A Wyoming district court judge has declined to reopen the case of a man serving life in prison for the murder and attempted rape of a female prison nurse.
A trial jury in 2006 convicted Floyd DeWayne Grady, now 47, of first-degree murder and attempted rape after reviewing evidence linking Grady with the naked, strangled and beaten dead body of Tammy Watts, a prison nurse at the Wyoming Honor Farm in Riverton.
Grady was an inmate at the farm at the time of the murder nearly two decades ago.
On Tuesday, the Teton County District Court ruled against Grady’s motion to reopen his case to perform further DNA and fingerprint testing on evidence from his case, saying Grady doesn’t have enough proof to merit the exercise. It also ruled that much of the evidence is now scientifically un-testable, and Grady doesn’t get to perform DNA testing now on some of the items that he avoided testing during his original prosecution.
“These are just a few examples of the defendant simply wishing for a do-over,” wrote District Court Judge Jason Conder in his order.
Bloody Scene: 2004
Watts arrived at her nursing job before 6 a.m. the morning of April 15, 2004.
About 15 minutes later, she was found dead and naked with her legs splayed in a pool of blood on the floor of the prison dental office. She had been strangled with an electrical cord and had suffered blunt traumatic injuries to her face and head, as well as brain bruising, court documents state.
A witness had seen Grady in the area before Watts arrived that morning. Witnesses also said Grady often would wait outside her work area before her arrival.
A few minutes after 6 a.m., he was seen again outside the building’s entrance, this time “hurried, sweaty and pale” with blood on his nose, court documents relate.
Authorities found Watts’ blood on his state-issued blue nylon jacket, which he was seen wearing shortly after the murder and which was later found in his room.
They also found her DNA on his right-handed leather glove, which was recovered from a nearby ditch. They found both Watts’ and Grady’s DNA on the left-handed glove, and Grady’s DNA on Watts’ breasts.
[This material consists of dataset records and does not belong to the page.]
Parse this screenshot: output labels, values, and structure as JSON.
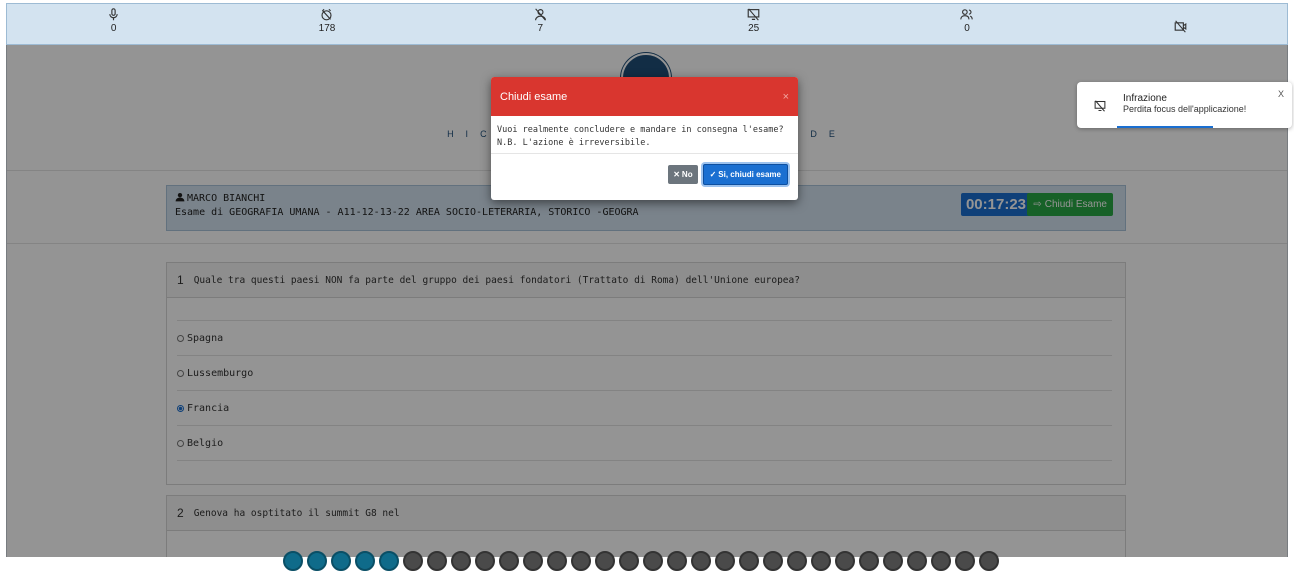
{
  "stats": [
    {
      "icon": "microphone-icon",
      "value": "0"
    },
    {
      "icon": "no-eye-icon",
      "value": "178"
    },
    {
      "icon": "person-off-icon",
      "value": "7"
    },
    {
      "icon": "focus-lost-icon",
      "value": "25"
    },
    {
      "icon": "multiple-people-icon",
      "value": "0"
    },
    {
      "icon": "camera-off-icon",
      "value": ""
    }
  ],
  "header": {
    "motto": "HIC ET NUNC SAPERE AUDE"
  },
  "student": {
    "name": "MARCO BIANCHI",
    "exam": "Esame di GEOGRAFIA UMANA - A11-12-13-22 AREA SOCIO-LETERARIA, STORICO -GEOGRA",
    "timer": "00:17:23",
    "close_label": "Chiudi Esame"
  },
  "questions": [
    {
      "number": "1",
      "text": "Quale tra questi paesi NON fa parte del gruppo dei paesi fondatori (Trattato di Roma) dell'Unione europea?",
      "options": [
        "Spagna",
        "Lussemburgo",
        "Francia",
        "Belgio"
      ],
      "selected": "Francia"
    },
    {
      "number": "2",
      "text": "Genova ha osptitato il summit G8 nel"
    }
  ],
  "modal": {
    "title": "Chiudi esame",
    "close_glyph": "×",
    "line1": "Vuoi realmente concludere e mandare in consegna l'esame?",
    "line2": "N.B. L'azione è irreversibile.",
    "no_label": "No",
    "yes_label": "Si, chiudi esame"
  },
  "toast": {
    "title": "Infrazione",
    "message": "Perdita focus dell'applicazione!",
    "close": "X"
  },
  "pager": {
    "completed": 5,
    "total": 30
  },
  "colors": {
    "danger": "#d9362f",
    "primary": "#1a6fd1",
    "success": "#28a745",
    "statsbar": "#d3e3f0"
  }
}
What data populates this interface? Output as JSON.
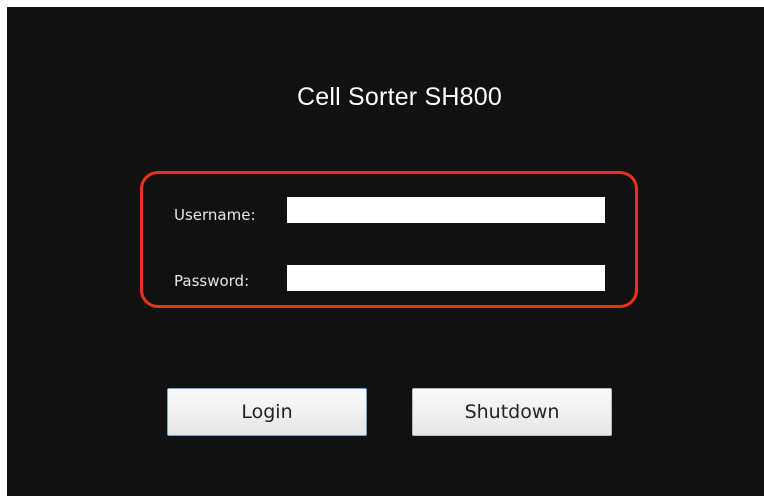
{
  "app": {
    "title": "Cell Sorter SH800"
  },
  "login_form": {
    "username_label": "Username:",
    "username_value": "",
    "password_label": "Password:",
    "password_value": ""
  },
  "buttons": {
    "login_label": "Login",
    "shutdown_label": "Shutdown"
  },
  "colors": {
    "background": "#111111",
    "highlight_border": "#e8321e",
    "title_text": "#ffffff"
  }
}
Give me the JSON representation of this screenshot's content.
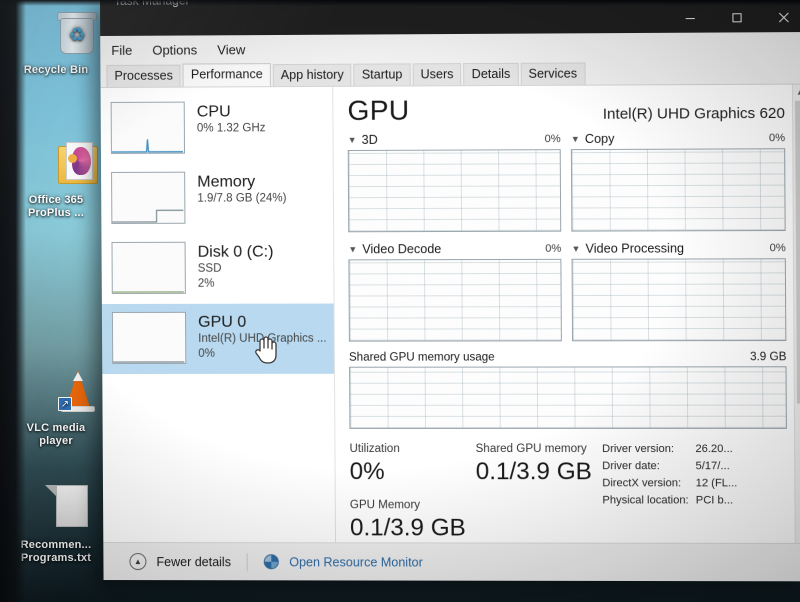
{
  "desktop": {
    "icons": [
      {
        "name": "recycle-bin",
        "label_line1": "Recycle Bin",
        "label_line2": ""
      },
      {
        "name": "office-365",
        "label_line1": "Office 365",
        "label_line2": "ProPlus ..."
      },
      {
        "name": "vlc-media-player",
        "label_line1": "VLC media",
        "label_line2": "player"
      },
      {
        "name": "recommended-programs-txt",
        "label_line1": "Recommen...",
        "label_line2": "Programs.txt"
      }
    ]
  },
  "window": {
    "title": "Task Manager",
    "controls": {
      "minimize": "minimize-icon",
      "maximize": "maximize-icon",
      "close": "close-icon"
    }
  },
  "menu": {
    "items": [
      "File",
      "Options",
      "View"
    ]
  },
  "tabs": [
    {
      "label": "Processes",
      "active": false
    },
    {
      "label": "Performance",
      "active": true
    },
    {
      "label": "App history",
      "active": false
    },
    {
      "label": "Startup",
      "active": false
    },
    {
      "label": "Users",
      "active": false
    },
    {
      "label": "Details",
      "active": false
    },
    {
      "label": "Services",
      "active": false
    }
  ],
  "sidebar": {
    "items": [
      {
        "title": "CPU",
        "sub1": "0%  1.32 GHz",
        "sub2": "",
        "selected": false
      },
      {
        "title": "Memory",
        "sub1": "1.9/7.8 GB (24%)",
        "sub2": "",
        "selected": false
      },
      {
        "title": "Disk 0 (C:)",
        "sub1": "SSD",
        "sub2": "2%",
        "selected": false
      },
      {
        "title": "GPU 0",
        "sub1": "Intel(R) UHD Graphics ...",
        "sub2": "0%",
        "selected": true
      }
    ]
  },
  "main": {
    "title": "GPU",
    "model": "Intel(R) UHD Graphics 620",
    "engines": [
      {
        "label": "3D",
        "percent": "0%"
      },
      {
        "label": "Copy",
        "percent": "0%"
      },
      {
        "label": "Video Decode",
        "percent": "0%"
      },
      {
        "label": "Video Processing",
        "percent": "0%"
      }
    ],
    "shared_graph": {
      "label": "Shared GPU memory usage",
      "max": "3.9 GB"
    },
    "stats": {
      "utilization_label": "Utilization",
      "utilization_value": "0%",
      "gpu_memory_label": "GPU Memory",
      "gpu_memory_value": "0.1/3.9 GB",
      "shared_memory_label": "Shared GPU memory",
      "shared_memory_value": "0.1/3.9 GB"
    },
    "details": [
      {
        "key": "Driver version:",
        "value": "26.20..."
      },
      {
        "key": "Driver date:",
        "value": "5/17/..."
      },
      {
        "key": "DirectX version:",
        "value": "12 (FL..."
      },
      {
        "key": "Physical location:",
        "value": "PCI b..."
      }
    ]
  },
  "footer": {
    "fewer_details": "Fewer details",
    "resource_monitor": "Open Resource Monitor"
  },
  "colors": {
    "selection": "#b8d9ef",
    "link": "#2c6ba8",
    "titlebar": "#1f1f1f",
    "chrome": "#f0f0f0"
  }
}
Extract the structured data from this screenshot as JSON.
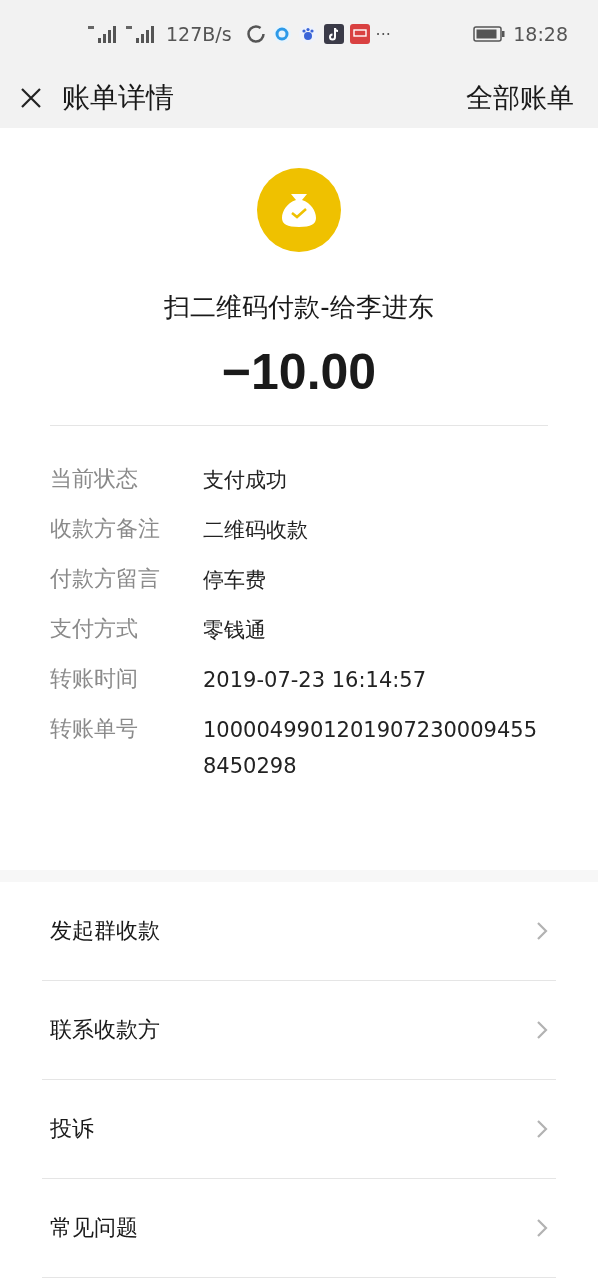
{
  "status_bar": {
    "net_speed": "127B/s",
    "more": "···",
    "time": "18:28"
  },
  "header": {
    "title": "账单详情",
    "action": "全部账单"
  },
  "summary": {
    "title": "扫二维码付款-给李进东",
    "amount": "−10.00"
  },
  "details": [
    {
      "label": "当前状态",
      "value": "支付成功"
    },
    {
      "label": "收款方备注",
      "value": "二维码收款"
    },
    {
      "label": "付款方留言",
      "value": "停车费"
    },
    {
      "label": "支付方式",
      "value": "零钱通"
    },
    {
      "label": "转账时间",
      "value": "2019-07-23 16:14:57"
    },
    {
      "label": "转账单号",
      "value": "10000499012019072300094558450298"
    }
  ],
  "menu": [
    "发起群收款",
    "联系收款方",
    "投诉",
    "常见问题"
  ]
}
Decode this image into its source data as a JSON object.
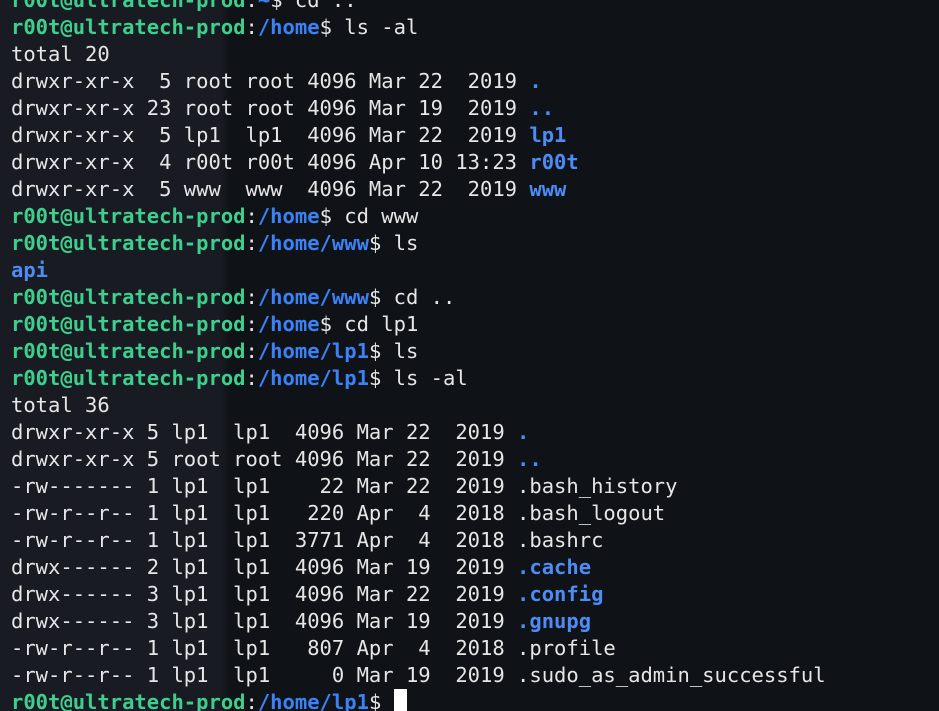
{
  "prompt_user": "r00t@ultratech-prod",
  "lines": [
    {
      "type": "cmd",
      "user": "r00t@ultratech-prod",
      "sep": ":",
      "path": "~",
      "tail": "$ cd ..",
      "partial": true
    },
    {
      "type": "cmd",
      "user": "r00t@ultratech-prod",
      "sep": ":",
      "path": "/home",
      "tail": "$ ls -al"
    },
    {
      "type": "out",
      "text": "total 20"
    },
    {
      "type": "ls",
      "prefix": "drwxr-xr-x  5 root root 4096 Mar 22  2019 ",
      "name": ".",
      "isdir": true
    },
    {
      "type": "ls",
      "prefix": "drwxr-xr-x 23 root root 4096 Mar 19  2019 ",
      "name": "..",
      "isdir": true
    },
    {
      "type": "ls",
      "prefix": "drwxr-xr-x  5 lp1  lp1  4096 Mar 22  2019 ",
      "name": "lp1",
      "isdir": true
    },
    {
      "type": "ls",
      "prefix": "drwxr-xr-x  4 r00t r00t 4096 Apr 10 13:23 ",
      "name": "r00t",
      "isdir": true
    },
    {
      "type": "ls",
      "prefix": "drwxr-xr-x  5 www  www  4096 Mar 22  2019 ",
      "name": "www",
      "isdir": true
    },
    {
      "type": "cmd",
      "user": "r00t@ultratech-prod",
      "sep": ":",
      "path": "/home",
      "tail": "$ cd www"
    },
    {
      "type": "cmd",
      "user": "r00t@ultratech-prod",
      "sep": ":",
      "path": "/home/www",
      "tail": "$ ls"
    },
    {
      "type": "dirout",
      "text": "api"
    },
    {
      "type": "cmd",
      "user": "r00t@ultratech-prod",
      "sep": ":",
      "path": "/home/www",
      "tail": "$ cd .."
    },
    {
      "type": "cmd",
      "user": "r00t@ultratech-prod",
      "sep": ":",
      "path": "/home",
      "tail": "$ cd lp1"
    },
    {
      "type": "cmd",
      "user": "r00t@ultratech-prod",
      "sep": ":",
      "path": "/home/lp1",
      "tail": "$ ls"
    },
    {
      "type": "cmd",
      "user": "r00t@ultratech-prod",
      "sep": ":",
      "path": "/home/lp1",
      "tail": "$ ls -al"
    },
    {
      "type": "out",
      "text": "total 36"
    },
    {
      "type": "ls",
      "prefix": "drwxr-xr-x 5 lp1  lp1  4096 Mar 22  2019 ",
      "name": ".",
      "isdir": true
    },
    {
      "type": "ls",
      "prefix": "drwxr-xr-x 5 root root 4096 Mar 22  2019 ",
      "name": "..",
      "isdir": true
    },
    {
      "type": "ls",
      "prefix": "-rw------- 1 lp1  lp1    22 Mar 22  2019 ",
      "name": ".bash_history",
      "isdir": false
    },
    {
      "type": "ls",
      "prefix": "-rw-r--r-- 1 lp1  lp1   220 Apr  4  2018 ",
      "name": ".bash_logout",
      "isdir": false
    },
    {
      "type": "ls",
      "prefix": "-rw-r--r-- 1 lp1  lp1  3771 Apr  4  2018 ",
      "name": ".bashrc",
      "isdir": false
    },
    {
      "type": "ls",
      "prefix": "drwx------ 2 lp1  lp1  4096 Mar 19  2019 ",
      "name": ".cache",
      "isdir": true
    },
    {
      "type": "ls",
      "prefix": "drwx------ 3 lp1  lp1  4096 Mar 22  2019 ",
      "name": ".config",
      "isdir": true
    },
    {
      "type": "ls",
      "prefix": "drwx------ 3 lp1  lp1  4096 Mar 19  2019 ",
      "name": ".gnupg",
      "isdir": true
    },
    {
      "type": "ls",
      "prefix": "-rw-r--r-- 1 lp1  lp1   807 Apr  4  2018 ",
      "name": ".profile",
      "isdir": false
    },
    {
      "type": "ls",
      "prefix": "-rw-r--r-- 1 lp1  lp1     0 Mar 19  2019 ",
      "name": ".sudo_as_admin_successful",
      "isdir": false
    },
    {
      "type": "prompt",
      "user": "r00t@ultratech-prod",
      "sep": ":",
      "path": "/home/lp1",
      "tail": "$ "
    }
  ],
  "colors": {
    "background": "#0f1216",
    "user": "#3ecf8e",
    "path": "#3b82f6",
    "directory": "#4d8bf5",
    "text": "#e6e6e6",
    "cursor": "#ffffff"
  }
}
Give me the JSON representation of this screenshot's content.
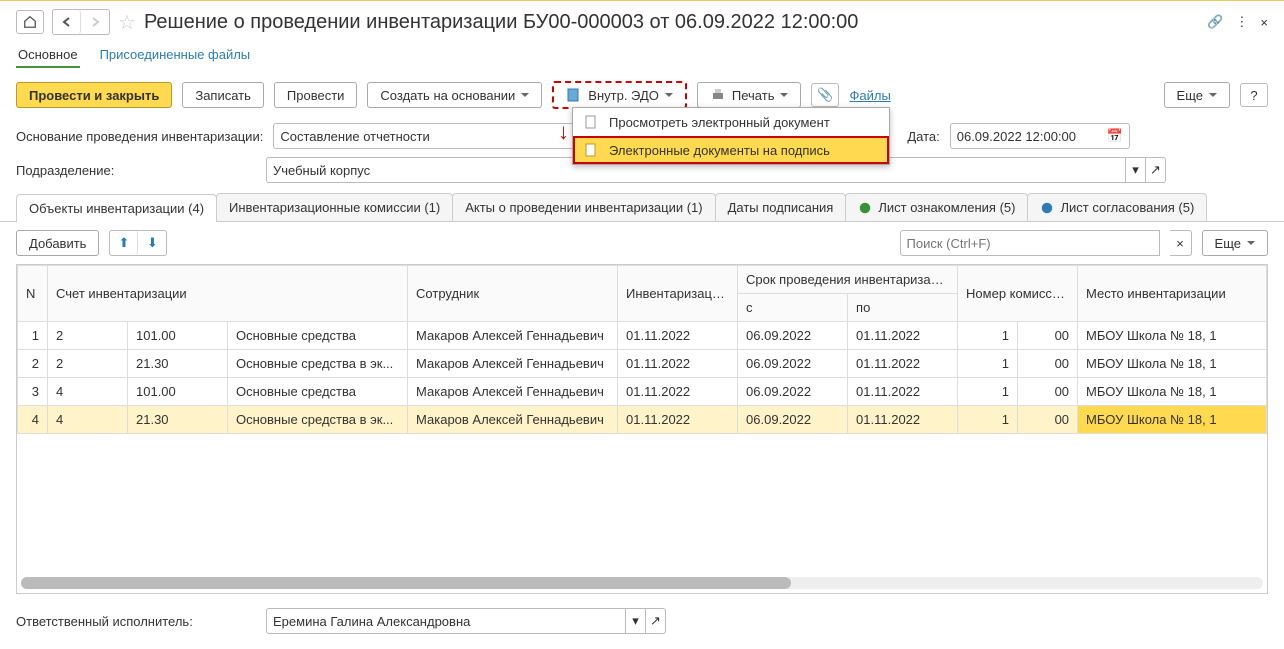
{
  "title": "Решение о проведении инвентаризации БУ00-000003 от 06.09.2022 12:00:00",
  "nav_tabs": {
    "main": "Основное",
    "attached": "Присоединенные файлы"
  },
  "toolbar": {
    "post_close": "Провести и закрыть",
    "save": "Записать",
    "post": "Провести",
    "create_based": "Создать на основании",
    "edo": "Внутр. ЭДО",
    "print": "Печать",
    "files": "Файлы",
    "more": "Еще"
  },
  "dropdown": {
    "view": "Просмотреть электронный документ",
    "sign": "Электронные документы на подпись"
  },
  "fields": {
    "basis_label": "Основание проведения инвентаризации:",
    "basis_value": "Составление отчетности",
    "date_label": "Дата:",
    "date_value": "06.09.2022 12:00:00",
    "dept_label": "Подразделение:",
    "dept_value": "Учебный корпус",
    "responsible_label": "Ответственный исполнитель:",
    "responsible_value": "Еремина Галина Александровна"
  },
  "sub_tabs": {
    "objects": "Объекты инвентаризации (4)",
    "commissions": "Инвентаризационные комиссии (1)",
    "acts": "Акты о проведении инвентаризации (1)",
    "sign_dates": "Даты подписания",
    "ack_sheet": "Лист ознакомления (5)",
    "approval_sheet": "Лист согласования (5)"
  },
  "grid_toolbar": {
    "add": "Добавить",
    "search_ph": "Поиск (Ctrl+F)",
    "more": "Еще"
  },
  "columns": {
    "n": "N",
    "account": "Счет инвентаризации",
    "employee": "Сотрудник",
    "inv_date": "Инвентаризация по состоянию на",
    "period": "Срок проведения инвентаризации",
    "from": "с",
    "to": "по",
    "commission": "Номер комиссии / рабочей комиссии",
    "place": "Место инвентаризации"
  },
  "rows": [
    {
      "n": "1",
      "a": "2",
      "b": "101.00",
      "c": "Основные средства",
      "emp": "Макаров Алексей Геннадьевич",
      "inv": "01.11.2022",
      "from": "06.09.2022",
      "to": "01.11.2022",
      "k1": "1",
      "k2": "00",
      "place": "МБОУ Школа № 18, 1"
    },
    {
      "n": "2",
      "a": "2",
      "b": "21.30",
      "c": "Основные средства в эк...",
      "emp": "Макаров Алексей Геннадьевич",
      "inv": "01.11.2022",
      "from": "06.09.2022",
      "to": "01.11.2022",
      "k1": "1",
      "k2": "00",
      "place": "МБОУ Школа № 18, 1"
    },
    {
      "n": "3",
      "a": "4",
      "b": "101.00",
      "c": "Основные средства",
      "emp": "Макаров Алексей Геннадьевич",
      "inv": "01.11.2022",
      "from": "06.09.2022",
      "to": "01.11.2022",
      "k1": "1",
      "k2": "00",
      "place": "МБОУ Школа № 18, 1"
    },
    {
      "n": "4",
      "a": "4",
      "b": "21.30",
      "c": "Основные средства в эк...",
      "emp": "Макаров Алексей Геннадьевич",
      "inv": "01.11.2022",
      "from": "06.09.2022",
      "to": "01.11.2022",
      "k1": "1",
      "k2": "00",
      "place": "МБОУ Школа № 18, 1"
    }
  ]
}
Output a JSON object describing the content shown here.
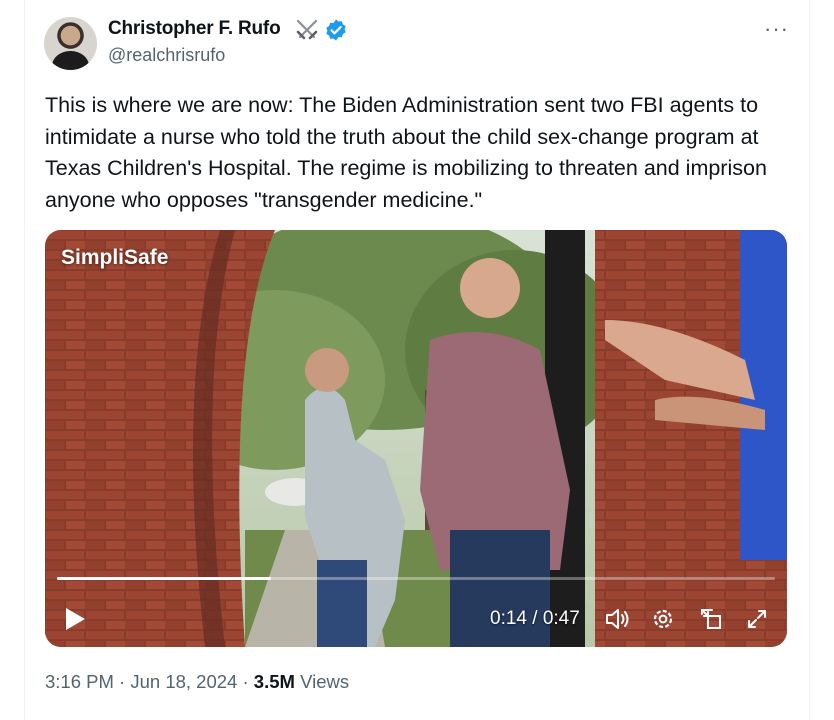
{
  "author": {
    "name": "Christopher F. Rufo",
    "handle": "@realchrisrufo",
    "badge_icon": "crossed-swords-icon",
    "verified_color": "#1d9bf0"
  },
  "more_label": "···",
  "tweet": {
    "text": "This is where we are now: The Biden Administration sent two FBI agents to intimidate a nurse who told the truth about the child sex-change program at Texas Children's Hospital. The regime is mobilizing to threaten and imprison anyone who opposes \"transgender medicine.\""
  },
  "video": {
    "watermark": "SimpliSafe",
    "current_time": "0:14",
    "duration": "0:47",
    "time_display": "0:14 / 0:47",
    "progress_fraction": 0.298,
    "controls": [
      "play-icon",
      "volume-icon",
      "settings-icon",
      "pip-icon",
      "fullscreen-icon"
    ]
  },
  "meta": {
    "time": "3:16 PM",
    "date": "Jun 18, 2024",
    "views_count": "3.5M",
    "views_label": "Views"
  }
}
Grady’s fingerprints were found on the dental chair that was next to Watts’ body, the documents note.
It was later found that Grady had been to the medical office 10 times that week and that he had written several notes to Watts, some of which sexual in nature. He also had recently shaved his pubic hair.
Tried And Tried Again
Grady’s first trial in Fremont County in 2005 ended with a hung jury.
The Teton County District Court took up the case, and Grady tried at his second trial in 2006 to get the jury to consider alternate suspects. These included:
• An inmate whose shoes were found to have an unknown red substance on them that also had been found in the medical office. The same inmate was known to have “violent blackouts” during which he committed crimes, court documents note.
• An inmate whose DNA was never tested to see if he was a possible contributor to unidentified DNA found on Watts’ breasts and the dental office carpet. The same man had written a note earlier that contained lewd, sexual content and was derogatory to women – which Grady argued should be considered since Watts had received lewd notes during her work, according to case testimony.
• An inmate who was “very angry” at Watts the night before the murder and whose whereabouts during the murder could not be verified. The same man had scrapes on his arms after the murder.
• An inmate that Watts’ acquaintance believed she was afraid of. A man matching that inmate’s description had reportedly said, “I had better never catch you alone.”
Both the Teton County District Court and, in 2008 following an appeal, the Wyoming Supreme Court denied Grady the chance to flesh out these suspicions at a trial, saying he didn’t establish enough nexus between any of his offered suspects and the crime to implicate one of the other men publicly in a murder.
In his Tuesday court order denying Grady the chance to reopen the case for further testing of evidence, Conder said Grady is trying again to implicate those suspects, though the Wyoming Supreme Court ruled against that strategy during his appeal in 2008.
This time, Grady asked the state to perform more DNA and fingerprint testing of more than 30 evidentiary items.
“The defendant’s motion is merely a disguised attempt to relitigate the very same issues that were rejected by the Wyoming Supreme Court,” wrote Conder.
Under Wyoming law, a court may not order DNA testing for cases in which a defendant has been convicted and did not request DNA testing or present DNA evidence during their case, either for “strategic or tactical reasons” or because they weren’t being diligent.
Many of the pieces of evidence for which Grady requested testing already were tested during his original case, the court order adds.
“In fact, a wide variety of physical evidence, including DNA evidence, was presented at trial, all of which demonstrated (Grady’s) guilt, and all of which refutes any claim that re-testing would show his actual innocence,” Conder wrote.
Conder also said he doubts whether such testing of evidence is “scientifically possible” after 19 years.
Another difficult threshold Grady’s request failed to clear, wrote the court, is evidence that a new round of testing would show his “actual innocence.”
Grady produced no such proof, wrote Conder.